I sensed that this information was met with disbelief. It was not my fault if I came from a world without Home Stones, whatever they might be!

“She is not from our world?” asked one of the women. It was one of those who were kenneled, the brunette. She was just within the bars, kneeling there. In her kennel, as in most, one, even a woman, cannot stand upright. I could see the shadows of the bars on her face and body. Her hands were on the bars of the kennel gate. I gathered that this was permitted.

“No,” said the pit master.

“Master jests with his girls,” said one of the women, reproachfully, one at the wall, in her chains.

“No,” he said.

“I knew such a slave once,” said one of the women at the wall. “She was sold in the same auction as I. She brought a high price.”

“They often do,” said another woman, bitterly.

“Some men like them,” said another. “They look for them in the markets.”

“In some cities they are popular,” said another.

“It is only a matter of supply and demand,” said another. “There are so few of them.”

“They are rare,” said another. “But their numbers increase.”

“More must be being brought in,” said another.

“Yes,” said another.

“Who would want a barbarian girl?” asked one of the women.

“There is obviously a market for them,” said one of the others.

“I understand that men are quite strict with them,” said one of the women.

“Yes,” said another.

I trembled.

“What is that beneath her hair?” inquired one.

The pit master gathered together my hair gently, and lifted it, and held it, bunched, behind my head. I could feel the stress on the hundreds of tiny hairs at the sides of my head, taut, drawn back, but he did not hurt me.

“Yes!” said one of the women. “See! See!”

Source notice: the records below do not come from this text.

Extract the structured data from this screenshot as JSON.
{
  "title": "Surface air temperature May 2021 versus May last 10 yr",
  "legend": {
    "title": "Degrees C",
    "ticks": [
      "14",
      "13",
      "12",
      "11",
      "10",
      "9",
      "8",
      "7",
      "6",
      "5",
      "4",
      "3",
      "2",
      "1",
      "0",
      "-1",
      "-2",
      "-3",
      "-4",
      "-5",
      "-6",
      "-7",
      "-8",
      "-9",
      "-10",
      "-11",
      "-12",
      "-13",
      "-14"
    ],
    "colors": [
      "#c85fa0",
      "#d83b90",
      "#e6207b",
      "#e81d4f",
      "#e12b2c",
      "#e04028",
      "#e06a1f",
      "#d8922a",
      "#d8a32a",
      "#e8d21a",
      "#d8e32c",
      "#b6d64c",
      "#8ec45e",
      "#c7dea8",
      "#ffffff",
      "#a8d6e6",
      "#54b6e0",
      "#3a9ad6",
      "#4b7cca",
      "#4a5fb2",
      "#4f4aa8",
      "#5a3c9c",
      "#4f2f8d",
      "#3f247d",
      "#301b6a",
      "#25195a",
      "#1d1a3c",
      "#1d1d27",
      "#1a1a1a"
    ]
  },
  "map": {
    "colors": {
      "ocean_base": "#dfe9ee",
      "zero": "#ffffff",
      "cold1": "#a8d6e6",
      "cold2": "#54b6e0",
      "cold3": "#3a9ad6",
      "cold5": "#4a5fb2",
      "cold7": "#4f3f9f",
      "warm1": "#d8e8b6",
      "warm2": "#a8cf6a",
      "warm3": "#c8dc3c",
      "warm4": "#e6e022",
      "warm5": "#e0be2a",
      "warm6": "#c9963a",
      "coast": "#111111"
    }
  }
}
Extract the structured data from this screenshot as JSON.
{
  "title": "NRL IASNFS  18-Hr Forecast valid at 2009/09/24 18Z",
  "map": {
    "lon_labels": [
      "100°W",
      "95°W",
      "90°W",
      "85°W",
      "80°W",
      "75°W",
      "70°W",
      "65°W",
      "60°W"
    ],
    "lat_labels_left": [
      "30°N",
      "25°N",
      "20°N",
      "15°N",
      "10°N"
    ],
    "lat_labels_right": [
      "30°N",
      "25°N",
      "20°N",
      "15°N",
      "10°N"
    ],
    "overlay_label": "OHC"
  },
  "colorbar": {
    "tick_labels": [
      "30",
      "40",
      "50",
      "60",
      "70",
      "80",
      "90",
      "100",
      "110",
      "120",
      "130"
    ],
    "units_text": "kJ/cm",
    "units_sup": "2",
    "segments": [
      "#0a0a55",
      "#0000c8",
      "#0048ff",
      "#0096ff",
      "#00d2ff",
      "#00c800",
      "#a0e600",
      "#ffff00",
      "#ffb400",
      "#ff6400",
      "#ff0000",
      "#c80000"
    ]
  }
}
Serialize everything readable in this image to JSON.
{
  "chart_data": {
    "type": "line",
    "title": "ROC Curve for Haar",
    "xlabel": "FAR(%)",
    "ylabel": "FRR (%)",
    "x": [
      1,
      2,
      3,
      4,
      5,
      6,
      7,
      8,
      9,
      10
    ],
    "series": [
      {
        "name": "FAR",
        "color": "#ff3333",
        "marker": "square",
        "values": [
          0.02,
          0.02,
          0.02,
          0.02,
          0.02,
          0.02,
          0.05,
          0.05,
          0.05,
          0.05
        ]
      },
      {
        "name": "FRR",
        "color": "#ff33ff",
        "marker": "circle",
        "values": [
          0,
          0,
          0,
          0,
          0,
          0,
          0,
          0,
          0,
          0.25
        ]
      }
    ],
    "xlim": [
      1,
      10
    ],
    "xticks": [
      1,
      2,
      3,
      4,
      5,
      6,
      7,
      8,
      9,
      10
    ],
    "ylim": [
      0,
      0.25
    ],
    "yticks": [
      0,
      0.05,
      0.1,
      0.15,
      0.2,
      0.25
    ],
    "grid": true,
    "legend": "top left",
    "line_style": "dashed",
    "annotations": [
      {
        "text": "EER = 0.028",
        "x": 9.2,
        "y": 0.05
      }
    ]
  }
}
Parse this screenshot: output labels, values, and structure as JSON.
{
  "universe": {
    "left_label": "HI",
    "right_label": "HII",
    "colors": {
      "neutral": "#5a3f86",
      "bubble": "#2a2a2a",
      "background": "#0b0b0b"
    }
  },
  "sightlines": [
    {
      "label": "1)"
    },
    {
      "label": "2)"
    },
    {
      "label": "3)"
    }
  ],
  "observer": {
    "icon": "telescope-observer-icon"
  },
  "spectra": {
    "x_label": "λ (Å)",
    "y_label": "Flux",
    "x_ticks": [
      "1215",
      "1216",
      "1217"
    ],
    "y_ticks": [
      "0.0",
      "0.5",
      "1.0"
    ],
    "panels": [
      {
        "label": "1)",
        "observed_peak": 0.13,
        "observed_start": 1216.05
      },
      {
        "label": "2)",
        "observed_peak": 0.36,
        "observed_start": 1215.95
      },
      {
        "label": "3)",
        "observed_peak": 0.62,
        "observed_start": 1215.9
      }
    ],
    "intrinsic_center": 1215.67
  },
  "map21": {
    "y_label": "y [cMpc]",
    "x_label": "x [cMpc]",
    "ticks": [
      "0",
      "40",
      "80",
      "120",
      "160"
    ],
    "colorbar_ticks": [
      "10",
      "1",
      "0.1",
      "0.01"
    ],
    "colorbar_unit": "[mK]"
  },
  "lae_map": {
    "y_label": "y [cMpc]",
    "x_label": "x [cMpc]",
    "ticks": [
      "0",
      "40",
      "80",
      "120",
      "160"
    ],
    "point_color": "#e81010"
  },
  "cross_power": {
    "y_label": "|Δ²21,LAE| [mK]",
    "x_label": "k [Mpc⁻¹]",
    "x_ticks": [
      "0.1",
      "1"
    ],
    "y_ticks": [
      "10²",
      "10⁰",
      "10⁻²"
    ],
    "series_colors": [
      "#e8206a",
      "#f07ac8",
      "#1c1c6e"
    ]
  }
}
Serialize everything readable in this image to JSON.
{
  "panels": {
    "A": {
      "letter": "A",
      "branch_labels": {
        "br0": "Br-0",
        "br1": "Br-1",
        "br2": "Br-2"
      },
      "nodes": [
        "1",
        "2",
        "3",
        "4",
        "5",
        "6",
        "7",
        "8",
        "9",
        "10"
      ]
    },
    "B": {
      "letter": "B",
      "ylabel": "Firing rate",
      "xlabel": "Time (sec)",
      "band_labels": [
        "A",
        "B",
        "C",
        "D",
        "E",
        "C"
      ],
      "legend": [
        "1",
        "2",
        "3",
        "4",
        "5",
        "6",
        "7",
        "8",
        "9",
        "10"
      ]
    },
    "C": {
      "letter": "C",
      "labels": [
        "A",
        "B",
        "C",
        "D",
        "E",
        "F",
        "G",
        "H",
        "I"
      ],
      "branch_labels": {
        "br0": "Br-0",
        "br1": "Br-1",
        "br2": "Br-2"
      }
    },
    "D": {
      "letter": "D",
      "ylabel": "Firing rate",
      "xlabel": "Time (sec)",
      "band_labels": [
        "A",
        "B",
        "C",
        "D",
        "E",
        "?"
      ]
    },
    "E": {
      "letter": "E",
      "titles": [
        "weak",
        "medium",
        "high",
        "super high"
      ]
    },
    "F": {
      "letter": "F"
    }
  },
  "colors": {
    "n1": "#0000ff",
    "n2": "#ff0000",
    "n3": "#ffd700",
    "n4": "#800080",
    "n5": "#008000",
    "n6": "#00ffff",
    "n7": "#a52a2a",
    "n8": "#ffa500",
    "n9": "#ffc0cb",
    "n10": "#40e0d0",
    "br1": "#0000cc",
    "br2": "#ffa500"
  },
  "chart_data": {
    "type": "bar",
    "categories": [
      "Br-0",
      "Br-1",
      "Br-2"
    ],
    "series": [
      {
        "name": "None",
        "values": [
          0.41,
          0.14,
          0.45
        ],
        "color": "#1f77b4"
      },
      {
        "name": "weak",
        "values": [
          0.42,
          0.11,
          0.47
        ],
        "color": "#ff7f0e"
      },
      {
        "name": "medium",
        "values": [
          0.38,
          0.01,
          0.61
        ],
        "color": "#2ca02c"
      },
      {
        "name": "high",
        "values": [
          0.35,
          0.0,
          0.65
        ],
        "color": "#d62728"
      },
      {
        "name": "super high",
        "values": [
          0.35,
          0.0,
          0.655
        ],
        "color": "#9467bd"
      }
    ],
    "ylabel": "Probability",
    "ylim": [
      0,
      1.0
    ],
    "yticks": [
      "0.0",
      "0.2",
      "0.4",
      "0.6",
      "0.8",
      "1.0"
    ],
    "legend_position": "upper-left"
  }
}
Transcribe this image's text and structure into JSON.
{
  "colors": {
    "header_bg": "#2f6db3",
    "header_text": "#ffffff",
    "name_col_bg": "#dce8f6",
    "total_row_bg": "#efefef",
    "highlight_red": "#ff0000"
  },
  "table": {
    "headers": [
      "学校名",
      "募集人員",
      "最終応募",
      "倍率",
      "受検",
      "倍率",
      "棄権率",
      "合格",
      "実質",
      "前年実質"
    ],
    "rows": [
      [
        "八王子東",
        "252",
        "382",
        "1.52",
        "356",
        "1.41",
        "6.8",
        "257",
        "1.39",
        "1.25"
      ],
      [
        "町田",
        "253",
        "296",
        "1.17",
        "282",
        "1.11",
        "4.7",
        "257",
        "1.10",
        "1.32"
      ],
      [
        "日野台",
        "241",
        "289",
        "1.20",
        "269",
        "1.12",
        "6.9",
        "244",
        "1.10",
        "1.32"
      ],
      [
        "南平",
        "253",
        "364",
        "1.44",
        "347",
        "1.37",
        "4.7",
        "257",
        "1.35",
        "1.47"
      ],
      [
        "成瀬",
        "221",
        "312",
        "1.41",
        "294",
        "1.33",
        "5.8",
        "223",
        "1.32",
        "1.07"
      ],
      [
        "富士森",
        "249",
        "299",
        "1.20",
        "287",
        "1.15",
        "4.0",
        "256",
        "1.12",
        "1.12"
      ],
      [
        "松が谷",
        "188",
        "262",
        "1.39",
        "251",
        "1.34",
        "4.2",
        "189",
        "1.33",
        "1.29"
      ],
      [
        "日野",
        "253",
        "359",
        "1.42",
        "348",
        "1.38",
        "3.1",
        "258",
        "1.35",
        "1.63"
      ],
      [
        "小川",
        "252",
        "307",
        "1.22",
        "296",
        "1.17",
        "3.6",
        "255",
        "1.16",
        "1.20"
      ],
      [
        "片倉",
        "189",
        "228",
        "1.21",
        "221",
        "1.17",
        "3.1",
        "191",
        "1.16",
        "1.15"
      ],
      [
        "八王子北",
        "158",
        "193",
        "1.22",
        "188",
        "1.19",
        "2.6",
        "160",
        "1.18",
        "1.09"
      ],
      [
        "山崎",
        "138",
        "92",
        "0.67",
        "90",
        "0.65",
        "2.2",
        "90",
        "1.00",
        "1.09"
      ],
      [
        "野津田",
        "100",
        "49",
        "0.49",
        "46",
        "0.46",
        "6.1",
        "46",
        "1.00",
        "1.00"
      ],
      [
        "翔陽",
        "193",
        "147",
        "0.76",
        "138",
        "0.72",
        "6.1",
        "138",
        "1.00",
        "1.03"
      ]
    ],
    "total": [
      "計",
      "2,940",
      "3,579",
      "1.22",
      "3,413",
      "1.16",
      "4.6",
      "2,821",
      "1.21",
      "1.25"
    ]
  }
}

“Her ears are pierced?” asked another.

“Yes,” said the pit master.

“Not only a barbarian, but a pierced-ear girl!” exclaimed another.

“Yes!” said another.

“Do not keep such a slut with us!” cried one of the slaves.

“No!” cried another.

“No!” protested yet another, one from the kennels.

“I think I shall summon the leather worker,” said the pit master.

“Master?” said one of the women, frightened.